Book Review: The Girls by Lori Lansens

I found this book incredibly interesting and I read it constantly until the end. What was so interesting? The author is from Canada, the characters were well developed, and it is a story about conjoined twins (yes, siamese twins, but the proper term is conjoined twins). Of course, since Lori is not a twin, much less a conjoined twin, she had to get a lot of information from other stories, but I think she did a good job.

The book is written as an autobiography. One of the twins (Rose) has an aneurysm that will likely kill her soon (and thus her twin). So she decides to write her story. The other twin (Ruby) is offended that Rose could consider writing an autobiography alone. So Rose asks her to write a few chapters from her point of view. The sisters are opposites in most respects – Rose is a tomboy, and loves to read and write.

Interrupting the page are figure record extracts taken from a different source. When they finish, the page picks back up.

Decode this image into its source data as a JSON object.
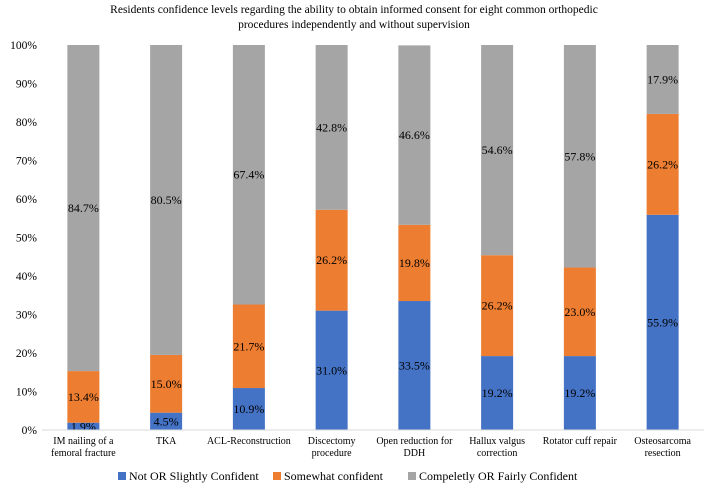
{
  "chart_data": {
    "type": "bar",
    "stacked": true,
    "percent_stacked": true,
    "title": "Residents confidence levels regarding the ability to obtain informed consent for eight common orthopedic procedures independently and without supervision",
    "categories": [
      "IM nailing of a femoral fracture",
      "TKA",
      "ACL-Reconstruction",
      "Discectomy procedure",
      "Open reduction for DDH",
      "Hallux valgus correction",
      "Rotator cuff repair",
      "Osteosarcoma resection"
    ],
    "series": [
      {
        "name": "Not OR Slightly Confident",
        "color": "#4472C4",
        "values": [
          1.9,
          4.5,
          10.9,
          31.0,
          33.5,
          19.2,
          19.2,
          55.9
        ],
        "labels": [
          "1.9%",
          "4.5%",
          "10.9%",
          "31.0%",
          "33.5%",
          "19.2%",
          "19.2%",
          "55.9%"
        ]
      },
      {
        "name": "Somewhat confident",
        "color": "#ED7D31",
        "values": [
          13.4,
          15.0,
          21.7,
          26.2,
          19.8,
          26.2,
          23.0,
          26.2
        ],
        "labels": [
          "13.4%",
          "15.0%",
          "21.7%",
          "26.2%",
          "19.8%",
          "26.2%",
          "23.0%",
          "26.2%"
        ]
      },
      {
        "name": "Compeletly OR Fairly Confident",
        "color": "#A5A5A5",
        "values": [
          84.7,
          80.5,
          67.4,
          42.8,
          46.6,
          54.6,
          57.8,
          17.9
        ],
        "labels": [
          "84.7%",
          "80.5%",
          "67.4%",
          "42.8%",
          "46.6%",
          "54.6%",
          "57.8%",
          "17.9%"
        ]
      }
    ],
    "ylim": [
      0,
      100
    ],
    "yticks": [
      "0%",
      "10%",
      "20%",
      "30%",
      "40%",
      "50%",
      "60%",
      "70%",
      "80%",
      "90%",
      "100%"
    ],
    "legend_position": "bottom",
    "grid": false
  }
}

Ruby hates sports and cars. She’s girly and likes to watch TV and movies. Ruby is obsessed with the Neutral Indians (that sounds like a fake tribe name, but it’s real), and manages to find many artifacts on their farm.

The story follows their lives from birth (they were born to an young, unwed mother during a tornado, which is apparently unheard of in Southern Ontario, where the story takes places), to their adoption by the nurse who helped deliver them and her Slovak husband, to their rise to adulthood and independence.

I found the story to be intriguing and well thought-out (Lansens gets away with some author faux pas, and mentions them in the text as the twins, but as she explains, it’s an autobiography, and real life isn’t anything like a novel). It’s not just a story about conjoined twins’ struggle to be normal (and in fact, in their small town, they are accepted, even loved, and called simply, “The Girls”). It is also about the many kinds of love we experience in our lives – parents, sisters, lovers, family, children, community-and about the special bond that sisters have (conjoined or otherwise). It stresses that these girls are normal. They have normal intelligence, abilities, differences, and sexual desires. They just happen to be joined at the head.

When this book was published, Lansens was already famous for the book Rush Home Road, which seems to also be about girls who abandoned and raised by someone else (this time, they are white, and their adoptive mother is a 70 year old black woman). I haven’t read it, but it’s definitely on my wish list.